Partly through our good work—and that of Alok Sharma in his presidency of COP 26—China has now set a target of peaking its emissions in 2030 and meeting net zero in 2060. I do not know whether it will do that; ironically, it seems it might actually achieve it through the continued zero-Covid policy, which has crippled and will continue to cripple Chinese economic capacity for some time to come, until it has to make that break—I hope for the Chinese population that it will use western vaccines.

It is imperative that we engage China in that process globally. As the noble Baroness said, it is ahead globally on investment in renewables of all sorts. In fact, it has three times the level of renewables investment of the United States, which is second. It is a key player in that area and we must encourage and include it globally, despite the rest of the issues, in those conversations moving forward. It is so important that we remain global leaders in that area. How does the Minister see our leadership now that the present Government—and, I presume, the next Government under a new Prime Minister—have endorsed fracking in this country? I would be very interested in his comments on that.

That leadership on investment, however, has another difficult effect on us. Through its supply chain and economy, China produces some 80% of solar panels globally. It has, if not quite a monopoly, a dominant oligopolistic position in supply chains nationally and globally, which is expected to rise to something like 95% if trends continue in certain areas of that supply chain. We in this country are very much into wind, and offshore wind, but solar is the major area of renewables transition and China has, and will continue to have, a stranglehold in that area.
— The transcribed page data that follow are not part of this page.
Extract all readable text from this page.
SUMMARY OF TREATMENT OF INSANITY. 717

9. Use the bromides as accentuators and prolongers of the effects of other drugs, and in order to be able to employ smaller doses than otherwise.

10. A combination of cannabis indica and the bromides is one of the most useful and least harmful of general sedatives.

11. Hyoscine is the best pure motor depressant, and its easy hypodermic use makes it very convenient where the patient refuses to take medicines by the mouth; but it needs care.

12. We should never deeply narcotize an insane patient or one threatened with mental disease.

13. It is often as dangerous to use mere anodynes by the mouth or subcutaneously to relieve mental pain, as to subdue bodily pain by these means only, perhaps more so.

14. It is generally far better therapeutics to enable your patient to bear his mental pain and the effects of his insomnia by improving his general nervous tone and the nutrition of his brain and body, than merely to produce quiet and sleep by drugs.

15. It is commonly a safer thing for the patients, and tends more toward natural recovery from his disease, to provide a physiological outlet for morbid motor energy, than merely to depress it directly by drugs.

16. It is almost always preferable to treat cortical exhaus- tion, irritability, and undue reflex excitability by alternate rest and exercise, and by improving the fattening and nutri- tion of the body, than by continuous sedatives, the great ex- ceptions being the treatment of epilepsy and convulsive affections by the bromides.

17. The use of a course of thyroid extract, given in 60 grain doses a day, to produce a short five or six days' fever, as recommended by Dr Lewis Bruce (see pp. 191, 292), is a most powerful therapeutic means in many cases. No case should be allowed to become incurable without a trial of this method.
In EV batteries—I think the noble Lord, Lord Alton, mentioned EVs—it has a market share of about 60% at the moment in productive capacity. Even on wind turbines, 10 of the top 15 companies globally are Chinese. Most of those are for investment within China, but believe me, Chinese companies are predatory globally. Once they fulfil their own market and have extra capacity, they will move outside. There is real concern here about the transition needed throughout the world when China has a stranglehold on those technologies. I am interested to understand from the Minister, who I know is very strong in these areas, how we might start to change that so we do not have the equivalent of Russian gas dependency that the European Union has had until now.

I mention one more related area: rare earths. Again, China has something like an 80% stranglehold on the production of rare earths. As we know, there are 17 of these elements and, because of their conductivity and magnetism, they are used in all sorts of high-tech applications. I am not so much asking about alternative sources of supply—although that is important and I would be interested to also hear how the Government are approaching that. To me, this is the key area where we need to move from a linear to a circular economy; this is true in batteries—lithium and others. For all transition and high-tech sectors, we need to concentrate on and incentivise a circular economy, so that we can recycle these products and use them within our economy, increasing our security and lessening our dependence on other, chancier nations, securing our supply chain and helping the earth’s resources as well. Can the Minister say whether the Government are really going to push forward that agenda?

China may look on the United Kingdom as a not particularly helpful player in the past, but that is no excuse for its agenda at the moment. This report, produced under the excellent chairmanship of the noble Baroness, Lady Anelay, lays out a lot of those challenges. We must work with our allies in Europe, the rest of the world and the G7 to ensure that the rise of China is much more benevolent and less dangerous to us as a civilisation.